At the heart of the DGB’s proposal is a one-time wealth levy targeting the country’s richest households. Under the plan, the top 0.1% of households — those with net private assets exceeding €10 million — would pay a 10% surcharge, spread over 20 years. The union estimates this would generate roughly €350 billion for the federal government. On top of that, the DGB wants to reintroduce a regular annual wealth tax, starting from net assets of €1 million.

The revenue would be used to cut income taxes for the vast majority of workers. According to the DGB, 95% of employees would see their take-home pay rise. The basic tax-free allowance would jump to €15,400, while the top marginal rate would climb to 49% for taxable incomes above €88,800. An additional “rich person’s rate” of 52% would kick in at €140,000. To put that in concrete terms: a single person earning €4,000 gross per month would save more than €53 monthly. Child benefit would increase from €259 to €290 per child, though the existing child allowance and the tax classes III and V — which currently favour dual-income couples with one high earner — would be scrapped.

DGB leader Yasmin Fahimi launched a blistering attack on the government’s current reform trajectory.
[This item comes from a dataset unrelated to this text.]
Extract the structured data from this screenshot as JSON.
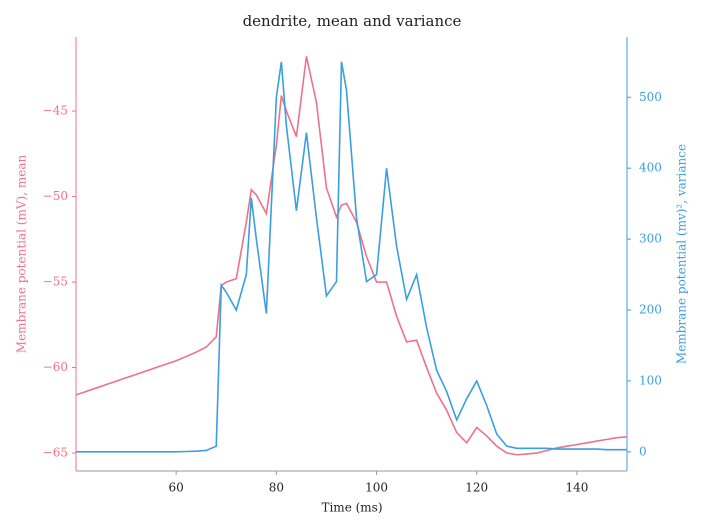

She argued that the administration’s fixation on austerity and spending cuts is economically misguided, warning that it depresses domestic demand. Instead, she called for targeted relief for companies that invest.

Business groups were quick to push back. The Cologne Institute for Economic Research (IW) warned over the weekend that the plan amounts to “an attack on Germany as a business location” and risks triggering capital flight. The Taxpayers’ Association of Germany, meanwhile, proposed that the top income tax rate should only apply to earnings above €100,000 and urged the government to cut spending by up to €50 billion.

But the DGB’s ideas have drawn support from an unexpected corner. Marcel Fratzscher, president of the German Institute for Economic Research (DIW), advocates a 2% wealth tax on large fortunes — a measure he calculates could raise nearly €42 billion annually. His reasoning: Germany currently taxes labour much more heavily than capital or accumulated wealth.

On the political front, the ruling coalition is racing to finalise a package of decisions by July 1. SPD parliamentary leader Matthias Miersch dampened expectations of a quick deal, telling reporters that negotiators still face significant gaps. Labour Minister Bärbel Bas has insisted that any income tax reform, slated for January 1, 2027, must deliver at least €500 in annual relief per worker. She is also pushing for a universal pension insurance system that would include civil servants, the self-employed, and members of parliament — a proposal that remains deeply contentious. A commission on pension reform is expected to table its recommendations by mid-June.